When 9/11 happened, for a few moments that surface was breached, but it was quickly covered up again. No one dared probe beneath the surface of that event or the subsequent reactions of our government. To do so would be “unpatriotic” – or even worse, “unprofessional.”
It is true that the fear 9/11 engendered, was quickly used by Bush & Co as a propaganda tool to crush all opposition to their disastrous policies. So the smiles on the “journalists” faces were even more fixed. While fear temporarily causes humans to act instinctively, in the long run our higher mental functions need to kick in. So I would like to hope that slowly, beneath the surface, over the past few years, as our foreign policy lies in shambles, and the economy slides towards third world gaps between the haves and have-nots, and this country looks more and more like a banana republic, rusty wheels are beginning to turn inside the minds of the people of the United States. By now, one would like to believe that all the lies and propaganda are beginning to seem hollow as one disaster follows upon another.
I remember about five years ago, when I was on a long drive to a business meeting somewhere, probably in California, I heard this half hour special report on NPR about the inevitable disaster that will strike in New Orleans. The clinical description of how the city would become a lake, and the epic proportions of the accompanying devastation of life and property were chilling. Hence no one can claim that the destruction of New Orleans is a surprise. No one can give the excuse, as was done after 9/11 by BushCheneyRumsfeldCondi: “No one imagined something like this could happen on U.S. soil.”

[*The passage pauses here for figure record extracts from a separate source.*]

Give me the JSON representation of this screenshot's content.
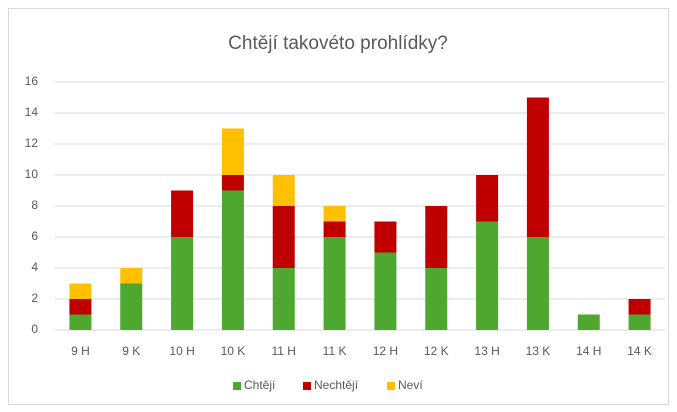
{
  "chart_data": {
    "type": "stacked_bar",
    "title": "Chtějí takovéto prohlídky?",
    "categories": [
      "9 H",
      "9 K",
      "10 H",
      "10 K",
      "11 H",
      "11 K",
      "12 H",
      "12 K",
      "13 H",
      "13 K",
      "14 H",
      "14 K"
    ],
    "series": [
      {
        "name": "Chtějí",
        "color": "#4ea72e",
        "values": [
          1,
          3,
          6,
          9,
          4,
          6,
          5,
          4,
          7,
          6,
          1,
          1
        ]
      },
      {
        "name": "Nechtějí",
        "color": "#c00000",
        "values": [
          1,
          0,
          3,
          1,
          4,
          1,
          2,
          4,
          3,
          9,
          0,
          1
        ]
      },
      {
        "name": "Neví",
        "color": "#ffc000",
        "values": [
          1,
          1,
          0,
          3,
          2,
          1,
          0,
          0,
          0,
          0,
          0,
          0
        ]
      }
    ],
    "ylim": [
      0,
      16
    ],
    "yticks": [
      0,
      2,
      4,
      6,
      8,
      10,
      12,
      14,
      16
    ],
    "grid": true,
    "legend": "bottom"
  }
}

Yet still, I was shocked this morning, when I heard the perfectly coiffed and superficially attractive and oh-so-professional anchorwoman on CNN literally become unhinged. For the first time in I don’t know how long, I heard a TV person on a major news outlet speak like a human being. She was moved almost to tears and justifiably angry as she watched desparate people pleaing for help. So instead of reading her script, she asked a simple question: how could our government have been so unprepared? How can it be that in the richest, most powerful country in the world, people are scrounging for food and water, and desparately trying to escape a disaster, with no clear prospects of being saved?
Here are a few more questions:
Why is it when the mayor of New Orleans rightly called for an evacuation before the storm, the much-touted “Homeland Security” agency had no plan in place to evacuate the city’s poor, who don’t have the means to leave, meaning that about 100,000 people were left behind to their fate?
Why is it, that despite the clear danger to the city, over the past few years the Bush administration diverted millions of dollars in government funds from levee repairs?
Why is it, that despite warnings from government agencies (not to speak of outside research groups) of the disastrous effects of development in the region, the Bush adminstration rolled back restrictions on development of the wetlands?
Why is it that many days after it was clear that Katrina would hit, FEMA and the state goverments still don’t have adequate manpower in the field to deal with the disaster, which probably means even more loss of life, not to speak of even greater economic damages?
This article and this one begin to provide some answers.
The only remaining question is this: will the people of the United States finally wake up and hold Bush & Co accountable for the all disasters they have brought upon us?